Zimgold recently announced an interesting initiative meant to contribute to the National Clean-up Campaign. This is a noble move given how litter continues to be a menace in Zimbabwe. I always have a habit of going over the packaging of almost any product I buy. I have noticed for the most part that most packaging is recyclable or reusable. However, you still have lots of litter lying around or seeing recyclable material burnt. It is not supposed to be so because anything recyclable should be recycled. It is beneficial to us by having a cleaner environment and it cuts down on overheads for businesses. Anyways, let us look at something that Zimgold recently announced. Then I will spend the greater part of this article discussing some important thoughts.

Zimgold’s Initiative – Collect Empty Reusable Boxes And Win

Zimgold announced through its social media platforms about this promotion of sorts. All one needs to do is to collect 200 empty reusable boxes and they get a full box of cooking oil. Once you have collected the reusable boxes you bring them to Zimgold offices at 72 Lytton Road, Workington in Harare. The box of cooking oil you will get will have 12 2-litre bottles. So in essence you will get 24 litres of cooking in exchange for 200 reusable boxes of Zimgold cooking oil. This initiative is running till the 31st of December 2021.

Good Or Bad Initiative?

Overall, the initiative is quite good. It is creative and can go a long way in at least dealing with littering. However, the terms are a bit skewed and deterrent. Who amongst you can say they can easily put together 200 empty reusable Zimgold boxes? That number is too high and will only end up confining the initiative to a privileged few. Probably someone who owns or has access to a wholesale stands a good chance of getting them.

For the rest, chances are slim to none. Yet it is ironic that littering concerns usually affect the vast majority – who most likely cannot collect 200 boxes. Thus they will not even bother to find them knowing they might not achieve that number. That is even worsened by the fact that the initiative will end soon. My recommendation is that in the future they should make it possible for many people to participate. Otherwise, the initiative is quite good.

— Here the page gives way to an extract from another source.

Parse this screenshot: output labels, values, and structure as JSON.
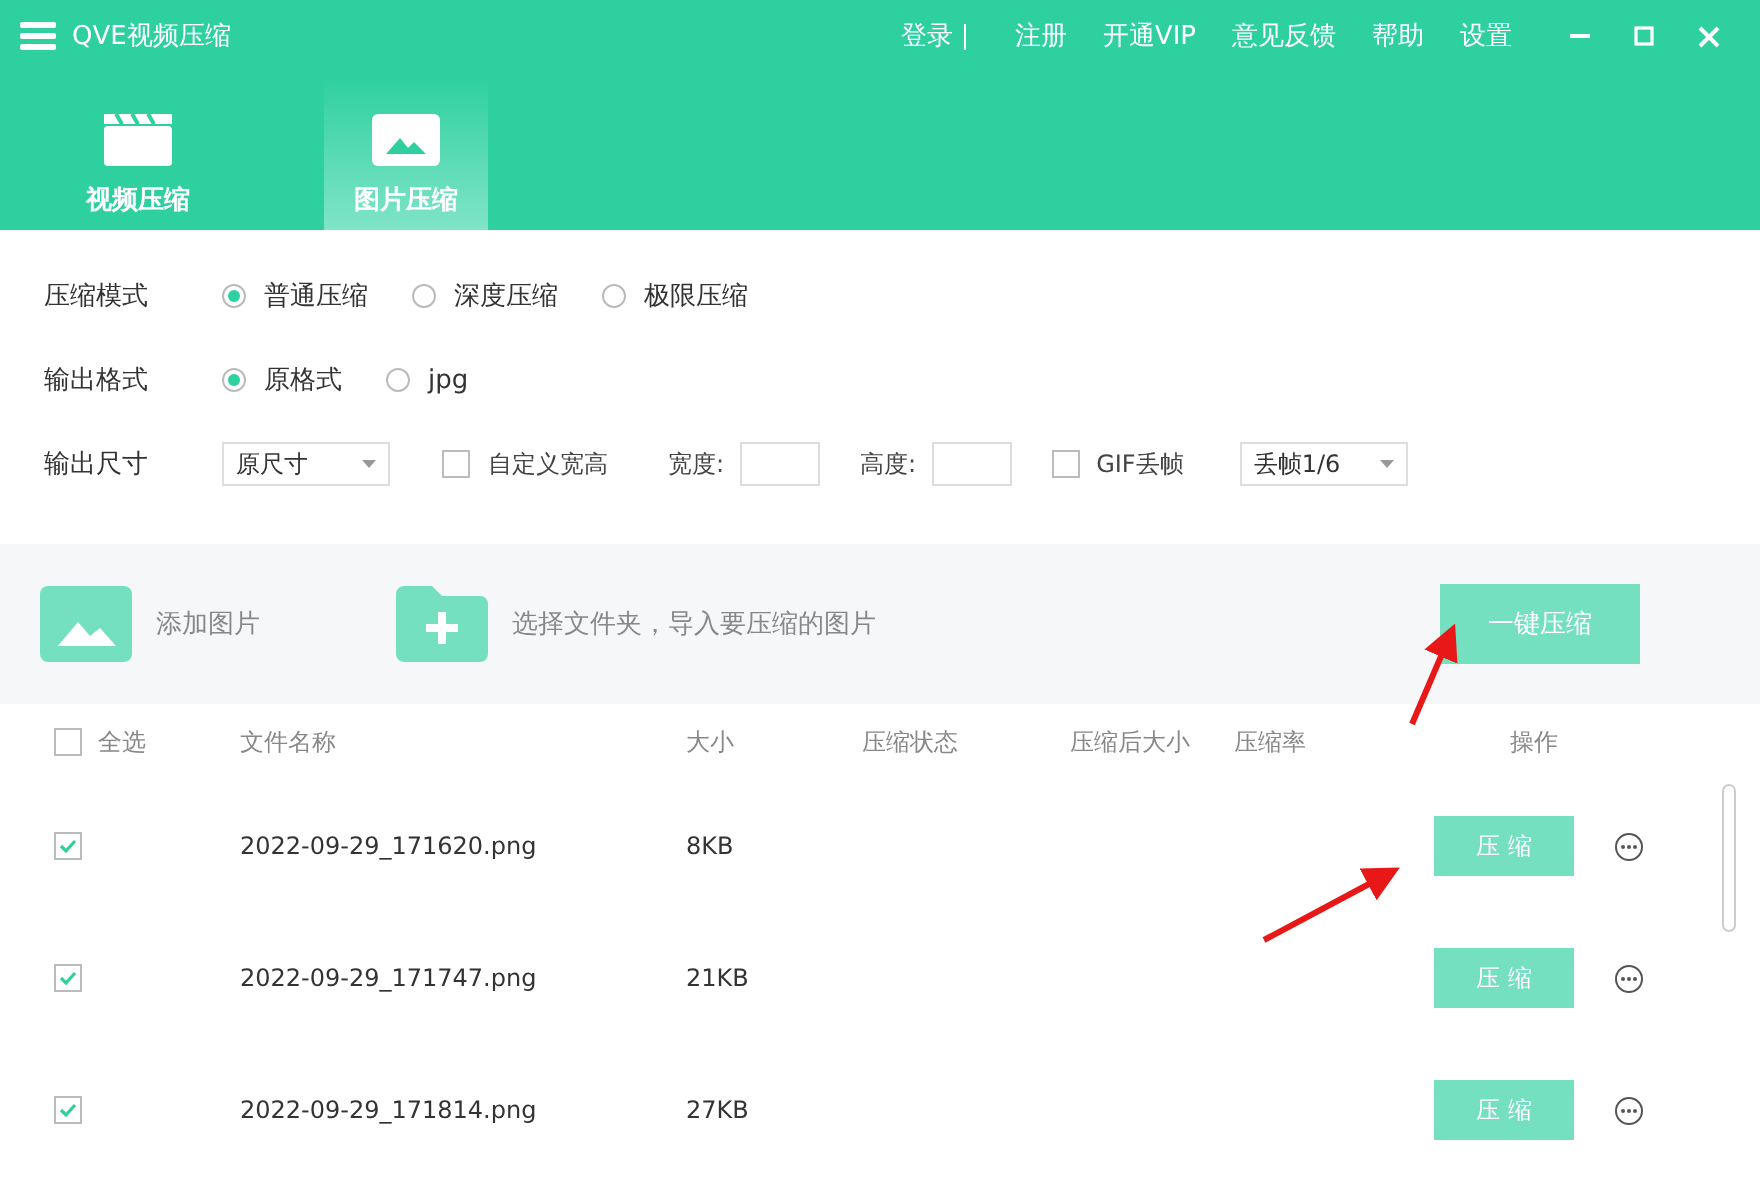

Let Us Start A Culture In Zimbabwe – Proper Waste Management And Recycling

What Zimgold has put together serves as inspiration. I believe that enterprises in Zimbabwe must draw inspiration from this. Imagine every enterprise that involves some form of packaging rolling out such an initiative. We could go a long way in addressing waste management and recycling issues in Zimbabwe. The enterprises stand to benefit immensely from a reduction in their overheads. Packaging tends to constitute a significant cost in the cost structure of product development. Being able to reuse or recycle would play out to their advantage. Having such initiatives would incentivise Zimbabweans to have a culture of not recklessly littering. Enterprise must start thinking of promotions based on people collecting and submitting recyclable or reusable packaging material.

There is also another opportunity that can be leveraged. Most buildings have bins for throwing litter – starting from our homes. It is high time we start properly disposing of or managing litter. Recyclables or re-usable items no longer have to be mixed with non-recyclables. They should be disposed of and managed separately to encourage recycling and re-usage. That culture of using colour-coded or labelled bins or bin compartments now needs to be encouraged more. I usually go to NEC Lodges and Villas when I have quick engagements to do in Harare. I like that their rooms have bins with two separate compartments as I just mentioned. This must become a culture that starts from homes all the way to anywhere people spend their time.

Once those two, namely, promotions and recycling-themed waste management are cultivated we will be well on course. It will become everyone’s focus and mindset to properly dispose of or manage waste or litter. In other countries, even public bins are colour-coded or labelled. It is because the culture I am encouraging has become the mainstream. We need to see that becoming a thing in Zimbabwe as well; it is doable.